Florida Trust Requirements
In this section from his book, “Pankauski’s Probate Litigation: Top 10 Estate Mistakes Revealed”, John Pankauski explains what is included in a “simple” estate plan.
All your work for ’naught: how they will change your estate plan after you die.
Mistake: thinking that your estate plan cannot be changed, altered, or “busted up.”
Quite admirably, many of you reading this book and planning your estate do indeed care about “who gets what.” You care about leaving an inheritance to your loved ones and chosen beneficiaries; taking care of a spouse or relative, or perhaps grandchildren. You care about how your money and property – and their inheritances – may be used and abused, spent and squandered.
But here is probably the biggest, dirtiest secret of them all: it may not even matter.
After you’re dead, your kids and spouse may fight in probate court and seek to bust up your family trust and take their money, outright and directly. Then run.
This is trust-busting 101!
Wait! That trust which you spent so much time working with your trust lawyer designing – will be gone?!
Yes – that trust!
It may, indeed, be gone!
But – you spent so much time, and you spent so much
money on legal bills – discussing how the trust would be managed and administered for your kids and grandkids, for their education, healthcare, and support.
Yes, exactly – that trust!
But, wait – there’s more.
Those are just the people who you created a trust for – what about those people who feel entitled to an inheritance from you – but who received nothing?
Or, those who wanted you to leave them more money than you did?
Did you cut someone out after having them in a prior will? Maybe you disinherited a son or daughter? Or, perhaps, that no-good, deadbeat son-in-law?
Or, maybe you signed a codicil to your will and changed the executor. Maybe you left someone new in control.
Perhaps you reduced someone’s inheritance – like your adult children’ – and increased the inheritance for your third spouse.
You think there’s going to be probate litigation when you die? You betcha’!
Disgruntled or disinherited beneficiaries may sue your estate for undue influence, or claim that you had dementia when you cut them out of your estate plan, or when you changed your will or trust.
It happens all the time!
Courts and probate judges, on their own – and beneficiaries or loved ones – may even try to change the terms of your will or trust, through a new probate process called “reformation.”
Reformation is a legal process which lawyers have applied to contracts and deeds for years, and which is now being used for wills and trusts, to correct “mistakes.”
What kind of mistakes? Leave it to the trust litigators! They’ll figure it out!
These same persons may also seek to alter or change the terms of your trust through a process called “modification” – yes, even when your trust says that it can’t be changed and it’s “irrevocable,” it can still be modified.
How, you ask, can you change a trust when it’s irrevocable?
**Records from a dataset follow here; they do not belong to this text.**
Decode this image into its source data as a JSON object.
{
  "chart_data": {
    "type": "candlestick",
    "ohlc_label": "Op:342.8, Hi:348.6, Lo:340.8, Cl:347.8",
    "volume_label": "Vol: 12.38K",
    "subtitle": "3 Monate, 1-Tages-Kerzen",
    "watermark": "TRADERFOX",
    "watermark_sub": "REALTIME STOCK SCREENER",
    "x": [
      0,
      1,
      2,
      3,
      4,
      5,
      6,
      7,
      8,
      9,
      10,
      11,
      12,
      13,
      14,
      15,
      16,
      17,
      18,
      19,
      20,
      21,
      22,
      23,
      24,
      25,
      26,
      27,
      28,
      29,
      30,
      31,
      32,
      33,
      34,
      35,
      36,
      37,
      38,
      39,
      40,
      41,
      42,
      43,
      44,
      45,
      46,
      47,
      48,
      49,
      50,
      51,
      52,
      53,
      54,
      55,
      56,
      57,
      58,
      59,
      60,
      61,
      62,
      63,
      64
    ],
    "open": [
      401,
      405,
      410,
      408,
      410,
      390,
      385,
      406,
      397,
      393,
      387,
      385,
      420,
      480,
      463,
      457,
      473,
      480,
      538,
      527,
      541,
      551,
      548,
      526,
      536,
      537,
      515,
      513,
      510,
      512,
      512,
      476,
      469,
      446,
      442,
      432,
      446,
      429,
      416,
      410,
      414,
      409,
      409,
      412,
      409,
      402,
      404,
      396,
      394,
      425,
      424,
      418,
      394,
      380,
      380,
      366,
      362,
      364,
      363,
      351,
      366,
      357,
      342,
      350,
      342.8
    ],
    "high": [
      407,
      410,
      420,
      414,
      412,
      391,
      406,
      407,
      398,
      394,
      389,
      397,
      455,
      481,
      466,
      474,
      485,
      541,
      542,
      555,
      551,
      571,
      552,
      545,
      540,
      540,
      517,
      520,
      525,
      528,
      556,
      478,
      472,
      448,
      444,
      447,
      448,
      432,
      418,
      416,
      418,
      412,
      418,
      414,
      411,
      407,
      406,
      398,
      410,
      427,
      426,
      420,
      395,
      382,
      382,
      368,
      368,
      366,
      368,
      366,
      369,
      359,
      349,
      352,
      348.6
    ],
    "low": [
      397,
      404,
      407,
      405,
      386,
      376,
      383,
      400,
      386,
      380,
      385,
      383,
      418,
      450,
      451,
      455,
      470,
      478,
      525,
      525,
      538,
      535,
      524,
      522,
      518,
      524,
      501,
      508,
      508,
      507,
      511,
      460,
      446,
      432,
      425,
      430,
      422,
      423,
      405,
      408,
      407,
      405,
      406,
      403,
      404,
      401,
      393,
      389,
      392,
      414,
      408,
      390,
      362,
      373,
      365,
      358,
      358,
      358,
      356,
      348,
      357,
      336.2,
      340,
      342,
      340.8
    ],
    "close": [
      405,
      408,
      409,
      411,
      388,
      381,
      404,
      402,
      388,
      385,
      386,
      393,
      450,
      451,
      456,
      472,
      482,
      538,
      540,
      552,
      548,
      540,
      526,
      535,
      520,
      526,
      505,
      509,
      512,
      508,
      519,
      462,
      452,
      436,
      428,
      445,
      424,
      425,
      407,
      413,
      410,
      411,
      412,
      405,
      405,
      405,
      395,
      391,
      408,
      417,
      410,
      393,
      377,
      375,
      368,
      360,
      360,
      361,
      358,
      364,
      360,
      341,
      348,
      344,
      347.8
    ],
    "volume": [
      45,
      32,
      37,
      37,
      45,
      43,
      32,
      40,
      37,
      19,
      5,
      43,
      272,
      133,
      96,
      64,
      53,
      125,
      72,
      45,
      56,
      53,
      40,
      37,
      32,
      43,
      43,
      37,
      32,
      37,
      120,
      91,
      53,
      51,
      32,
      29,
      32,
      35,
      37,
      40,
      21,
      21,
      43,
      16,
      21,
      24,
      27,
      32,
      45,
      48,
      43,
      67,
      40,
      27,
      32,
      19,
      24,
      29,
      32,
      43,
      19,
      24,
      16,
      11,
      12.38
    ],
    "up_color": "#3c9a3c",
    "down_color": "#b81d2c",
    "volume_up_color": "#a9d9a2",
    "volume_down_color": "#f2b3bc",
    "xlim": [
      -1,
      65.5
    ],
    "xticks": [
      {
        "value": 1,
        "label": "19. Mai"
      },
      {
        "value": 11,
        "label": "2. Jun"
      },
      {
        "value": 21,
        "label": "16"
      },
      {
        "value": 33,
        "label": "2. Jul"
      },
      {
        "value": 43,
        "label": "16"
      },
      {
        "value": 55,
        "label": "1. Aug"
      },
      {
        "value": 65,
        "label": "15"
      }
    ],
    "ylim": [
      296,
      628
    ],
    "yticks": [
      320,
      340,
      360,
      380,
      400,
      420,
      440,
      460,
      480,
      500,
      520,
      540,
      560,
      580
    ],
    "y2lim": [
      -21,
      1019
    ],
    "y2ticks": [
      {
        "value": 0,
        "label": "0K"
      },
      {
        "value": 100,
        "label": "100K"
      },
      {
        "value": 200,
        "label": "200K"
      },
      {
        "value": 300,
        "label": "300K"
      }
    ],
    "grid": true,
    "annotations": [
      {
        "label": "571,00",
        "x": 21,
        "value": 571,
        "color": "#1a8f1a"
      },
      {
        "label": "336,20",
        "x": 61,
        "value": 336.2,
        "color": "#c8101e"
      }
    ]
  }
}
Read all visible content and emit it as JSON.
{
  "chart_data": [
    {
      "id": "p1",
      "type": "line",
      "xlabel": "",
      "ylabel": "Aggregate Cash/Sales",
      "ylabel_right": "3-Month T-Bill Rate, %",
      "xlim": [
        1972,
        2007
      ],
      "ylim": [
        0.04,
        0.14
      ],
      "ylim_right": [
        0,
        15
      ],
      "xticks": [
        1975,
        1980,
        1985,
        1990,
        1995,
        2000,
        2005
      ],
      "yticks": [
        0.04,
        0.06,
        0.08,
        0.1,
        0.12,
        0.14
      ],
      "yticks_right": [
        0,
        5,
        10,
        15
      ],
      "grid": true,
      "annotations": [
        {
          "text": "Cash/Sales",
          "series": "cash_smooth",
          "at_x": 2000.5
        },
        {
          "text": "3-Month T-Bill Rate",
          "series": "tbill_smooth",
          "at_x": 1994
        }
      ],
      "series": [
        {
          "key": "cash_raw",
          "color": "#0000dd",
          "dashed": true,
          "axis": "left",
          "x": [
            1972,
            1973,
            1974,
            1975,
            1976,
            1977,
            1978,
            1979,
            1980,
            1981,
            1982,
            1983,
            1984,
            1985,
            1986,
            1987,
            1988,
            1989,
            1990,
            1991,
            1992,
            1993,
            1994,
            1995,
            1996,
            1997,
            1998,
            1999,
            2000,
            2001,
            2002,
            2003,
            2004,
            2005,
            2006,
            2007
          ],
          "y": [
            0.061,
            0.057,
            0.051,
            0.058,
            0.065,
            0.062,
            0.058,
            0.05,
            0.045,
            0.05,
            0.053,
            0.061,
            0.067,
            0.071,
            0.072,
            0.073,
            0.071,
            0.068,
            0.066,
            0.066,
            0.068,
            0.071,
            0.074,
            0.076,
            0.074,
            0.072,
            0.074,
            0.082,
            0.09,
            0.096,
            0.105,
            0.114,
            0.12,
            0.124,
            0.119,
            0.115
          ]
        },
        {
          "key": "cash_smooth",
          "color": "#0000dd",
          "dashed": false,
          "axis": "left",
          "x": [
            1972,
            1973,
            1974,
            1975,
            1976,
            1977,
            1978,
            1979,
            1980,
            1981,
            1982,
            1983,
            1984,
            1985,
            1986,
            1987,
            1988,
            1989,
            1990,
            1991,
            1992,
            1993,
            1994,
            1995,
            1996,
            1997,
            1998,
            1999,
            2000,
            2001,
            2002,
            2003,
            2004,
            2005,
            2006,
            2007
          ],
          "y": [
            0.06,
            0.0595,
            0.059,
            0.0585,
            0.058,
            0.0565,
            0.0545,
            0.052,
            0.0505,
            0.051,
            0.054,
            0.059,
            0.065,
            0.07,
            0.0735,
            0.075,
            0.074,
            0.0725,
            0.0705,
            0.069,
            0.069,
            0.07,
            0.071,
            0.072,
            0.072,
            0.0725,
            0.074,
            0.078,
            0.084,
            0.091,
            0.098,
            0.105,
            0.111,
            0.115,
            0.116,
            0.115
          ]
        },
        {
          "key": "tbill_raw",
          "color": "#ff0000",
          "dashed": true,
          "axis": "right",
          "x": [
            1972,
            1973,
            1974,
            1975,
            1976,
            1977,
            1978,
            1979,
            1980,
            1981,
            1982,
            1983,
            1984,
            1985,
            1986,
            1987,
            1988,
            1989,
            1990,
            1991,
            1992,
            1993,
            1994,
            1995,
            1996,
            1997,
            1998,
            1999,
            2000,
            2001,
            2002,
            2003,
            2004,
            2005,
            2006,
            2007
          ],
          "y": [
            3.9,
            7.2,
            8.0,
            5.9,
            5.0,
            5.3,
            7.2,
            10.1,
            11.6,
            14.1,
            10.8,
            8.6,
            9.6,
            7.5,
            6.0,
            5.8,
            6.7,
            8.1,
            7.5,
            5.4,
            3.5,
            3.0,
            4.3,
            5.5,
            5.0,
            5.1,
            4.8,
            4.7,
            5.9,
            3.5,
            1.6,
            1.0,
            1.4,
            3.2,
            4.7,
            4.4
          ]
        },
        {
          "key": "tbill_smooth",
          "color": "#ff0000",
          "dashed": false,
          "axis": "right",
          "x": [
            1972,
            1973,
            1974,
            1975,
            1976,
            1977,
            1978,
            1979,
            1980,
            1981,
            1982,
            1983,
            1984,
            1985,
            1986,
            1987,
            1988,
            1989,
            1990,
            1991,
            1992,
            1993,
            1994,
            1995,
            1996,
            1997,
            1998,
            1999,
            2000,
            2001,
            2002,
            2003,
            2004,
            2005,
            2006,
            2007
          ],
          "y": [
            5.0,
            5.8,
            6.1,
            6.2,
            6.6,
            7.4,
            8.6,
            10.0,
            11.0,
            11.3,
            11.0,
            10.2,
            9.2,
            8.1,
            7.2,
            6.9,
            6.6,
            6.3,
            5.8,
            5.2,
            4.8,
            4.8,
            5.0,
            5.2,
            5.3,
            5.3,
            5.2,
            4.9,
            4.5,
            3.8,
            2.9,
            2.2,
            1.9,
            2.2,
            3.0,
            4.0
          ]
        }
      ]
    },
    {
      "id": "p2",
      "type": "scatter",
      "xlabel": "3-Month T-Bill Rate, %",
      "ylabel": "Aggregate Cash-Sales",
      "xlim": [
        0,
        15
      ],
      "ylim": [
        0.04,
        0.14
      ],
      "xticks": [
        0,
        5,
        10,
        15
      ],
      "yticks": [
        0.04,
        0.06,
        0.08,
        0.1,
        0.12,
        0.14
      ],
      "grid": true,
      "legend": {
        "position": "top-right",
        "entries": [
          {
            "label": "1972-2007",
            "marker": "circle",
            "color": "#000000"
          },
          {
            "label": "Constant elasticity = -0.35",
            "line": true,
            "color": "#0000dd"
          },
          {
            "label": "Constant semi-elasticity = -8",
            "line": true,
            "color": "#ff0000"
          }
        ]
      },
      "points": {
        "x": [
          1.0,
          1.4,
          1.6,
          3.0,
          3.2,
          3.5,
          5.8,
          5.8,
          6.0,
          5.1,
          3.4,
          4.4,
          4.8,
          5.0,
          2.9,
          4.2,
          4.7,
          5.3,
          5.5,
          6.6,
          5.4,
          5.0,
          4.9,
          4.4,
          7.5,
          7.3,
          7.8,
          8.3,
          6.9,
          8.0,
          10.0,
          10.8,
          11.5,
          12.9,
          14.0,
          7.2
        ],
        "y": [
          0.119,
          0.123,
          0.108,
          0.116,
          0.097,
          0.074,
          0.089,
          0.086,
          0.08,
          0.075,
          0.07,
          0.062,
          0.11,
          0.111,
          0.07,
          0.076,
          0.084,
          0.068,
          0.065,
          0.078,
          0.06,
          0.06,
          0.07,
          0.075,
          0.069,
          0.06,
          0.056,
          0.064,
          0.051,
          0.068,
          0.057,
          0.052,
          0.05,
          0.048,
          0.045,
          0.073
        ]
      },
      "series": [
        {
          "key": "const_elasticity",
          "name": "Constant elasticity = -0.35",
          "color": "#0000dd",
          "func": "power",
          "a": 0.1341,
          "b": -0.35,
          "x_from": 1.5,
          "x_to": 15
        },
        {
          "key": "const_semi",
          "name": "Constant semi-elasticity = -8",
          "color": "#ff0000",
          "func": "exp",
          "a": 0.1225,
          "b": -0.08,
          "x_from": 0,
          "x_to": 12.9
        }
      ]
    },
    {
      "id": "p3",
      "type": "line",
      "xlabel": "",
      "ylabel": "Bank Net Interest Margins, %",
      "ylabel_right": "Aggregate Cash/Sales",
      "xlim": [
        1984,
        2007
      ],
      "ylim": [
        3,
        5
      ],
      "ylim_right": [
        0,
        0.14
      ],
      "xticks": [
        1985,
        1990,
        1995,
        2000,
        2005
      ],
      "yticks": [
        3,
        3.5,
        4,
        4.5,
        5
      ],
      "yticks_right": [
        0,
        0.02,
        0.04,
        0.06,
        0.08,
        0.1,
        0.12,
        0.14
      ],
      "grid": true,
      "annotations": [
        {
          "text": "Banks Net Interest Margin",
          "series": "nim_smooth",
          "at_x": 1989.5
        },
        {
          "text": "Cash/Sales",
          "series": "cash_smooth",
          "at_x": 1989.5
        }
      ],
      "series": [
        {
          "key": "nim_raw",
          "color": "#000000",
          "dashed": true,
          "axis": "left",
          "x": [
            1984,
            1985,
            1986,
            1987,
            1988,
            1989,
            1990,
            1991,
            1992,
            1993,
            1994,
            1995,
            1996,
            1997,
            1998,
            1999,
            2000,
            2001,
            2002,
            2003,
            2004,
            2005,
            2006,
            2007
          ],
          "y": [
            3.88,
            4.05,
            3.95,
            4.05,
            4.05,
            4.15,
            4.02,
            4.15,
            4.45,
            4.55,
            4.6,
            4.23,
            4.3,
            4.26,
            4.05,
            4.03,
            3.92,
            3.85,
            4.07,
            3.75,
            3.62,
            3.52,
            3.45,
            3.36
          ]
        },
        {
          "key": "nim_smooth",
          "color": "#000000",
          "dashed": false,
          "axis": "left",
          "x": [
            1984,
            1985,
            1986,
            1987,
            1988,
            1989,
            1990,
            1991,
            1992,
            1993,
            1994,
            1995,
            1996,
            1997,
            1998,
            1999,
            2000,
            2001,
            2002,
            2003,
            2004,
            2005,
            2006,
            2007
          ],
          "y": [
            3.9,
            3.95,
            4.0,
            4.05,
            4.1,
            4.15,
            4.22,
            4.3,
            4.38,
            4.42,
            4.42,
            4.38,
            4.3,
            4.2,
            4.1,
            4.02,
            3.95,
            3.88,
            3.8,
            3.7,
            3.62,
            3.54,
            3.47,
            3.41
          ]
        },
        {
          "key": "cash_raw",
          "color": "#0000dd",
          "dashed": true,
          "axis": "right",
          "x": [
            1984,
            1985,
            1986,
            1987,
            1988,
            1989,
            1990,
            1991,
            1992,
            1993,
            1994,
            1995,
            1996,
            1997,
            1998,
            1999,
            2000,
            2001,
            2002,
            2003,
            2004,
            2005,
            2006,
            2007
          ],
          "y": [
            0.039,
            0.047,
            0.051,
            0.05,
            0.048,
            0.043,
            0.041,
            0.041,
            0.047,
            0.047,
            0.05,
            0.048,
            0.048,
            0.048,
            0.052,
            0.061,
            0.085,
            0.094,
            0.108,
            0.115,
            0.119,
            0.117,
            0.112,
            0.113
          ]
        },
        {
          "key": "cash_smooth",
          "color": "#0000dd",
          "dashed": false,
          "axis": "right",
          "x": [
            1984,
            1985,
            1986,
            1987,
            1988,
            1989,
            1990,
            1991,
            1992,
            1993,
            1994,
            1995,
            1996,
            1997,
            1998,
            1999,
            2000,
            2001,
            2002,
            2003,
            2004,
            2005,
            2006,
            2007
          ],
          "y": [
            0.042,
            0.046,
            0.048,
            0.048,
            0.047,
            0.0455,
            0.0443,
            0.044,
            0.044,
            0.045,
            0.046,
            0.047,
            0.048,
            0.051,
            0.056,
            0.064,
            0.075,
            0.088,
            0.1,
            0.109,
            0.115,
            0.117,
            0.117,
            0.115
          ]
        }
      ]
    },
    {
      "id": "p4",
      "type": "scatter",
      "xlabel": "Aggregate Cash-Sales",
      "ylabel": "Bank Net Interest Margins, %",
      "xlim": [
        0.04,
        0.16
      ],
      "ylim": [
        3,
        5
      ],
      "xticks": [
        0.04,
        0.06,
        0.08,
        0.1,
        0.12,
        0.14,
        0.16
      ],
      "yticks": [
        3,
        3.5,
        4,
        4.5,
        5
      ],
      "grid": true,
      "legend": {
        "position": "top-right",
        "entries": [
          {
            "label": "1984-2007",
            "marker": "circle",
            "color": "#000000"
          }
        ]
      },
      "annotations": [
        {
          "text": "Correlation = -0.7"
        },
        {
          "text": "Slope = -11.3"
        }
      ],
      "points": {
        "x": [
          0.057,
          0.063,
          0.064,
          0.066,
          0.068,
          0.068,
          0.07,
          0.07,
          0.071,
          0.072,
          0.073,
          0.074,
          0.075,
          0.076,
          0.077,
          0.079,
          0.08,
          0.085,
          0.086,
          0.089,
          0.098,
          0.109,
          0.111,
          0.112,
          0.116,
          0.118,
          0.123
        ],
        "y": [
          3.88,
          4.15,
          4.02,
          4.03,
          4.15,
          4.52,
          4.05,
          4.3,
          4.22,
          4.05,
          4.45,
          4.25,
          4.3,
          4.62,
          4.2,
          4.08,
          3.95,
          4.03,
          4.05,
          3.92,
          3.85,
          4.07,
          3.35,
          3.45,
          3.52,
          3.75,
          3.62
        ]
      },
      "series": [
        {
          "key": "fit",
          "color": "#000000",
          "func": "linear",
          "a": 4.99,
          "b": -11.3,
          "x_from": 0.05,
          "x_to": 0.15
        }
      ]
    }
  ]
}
Well, some states – including Florida – permit a probate court to change a trust when it’s deemed to be “in the best interests of the beneficiaries.”
How do you know when everything’s been done “in the best interests of the beneficiaries,” to decide whether to change or modify a trust?
Enter: the trust lawyers!
See you at trial!
But wait – there’s still more!
You may be able to modify or change a trust, if there are circumstances which were not anticipated by the creator of the trust.
This is another method by which a court can alter your irrevocable trust.
What a country!
Are there ways to anticipate an attack to your estate plan? Yes.
Are there ways to defend against a will challenge or a trust challenge? Absolutely.
Good defense means that you – you! – can go on the offense – now. There are things which you can do with your estate plan – right now – with your probate lawyer, to better defend your trust, will, and estate plan from an attack when you’re gone.
The truth is that, in many cases, your estate planning lawyer and you, the client, most likely know – or at least have a strong sense – that a will challenge may be coming after you’re gone. You know whether someone will try to attack your trust. You probably know, deep down inside, whether your adult children really don’t like your latest spouse, and whether they won’t get along when you’re dead.
Are there easy, simple, and even inexpensive things which you can do – now – to separate your beneficiaries financially? Yes. Can you create a simple plan to try to keep those people who are going to fight over your money and your estate apart? Yes.
There are ways of separating these people financially, and still leaving each of them a valuable inheritance in ways which can minimize or diffuse potential will challenges or estate litigation.
I don’t know if your estate planning lawyer will discuss potential probate litigation or will challenges with you. After all, such a discussion might leave you with the impression that having an estate plan isn’t worth the time or money to put it together. Why, the thinking might go, spend thousands of dollars on estate planning legal fees now, when the whole estate plan might blow up?
Pankauski’s Bottom Line: recognize that there may be litigation when you are gone and, if you care to, take steps to anticipate that and perhaps thwart it, now. There are distinct things which you can do now to keep your estate plan in place and “un-alterable” as possible.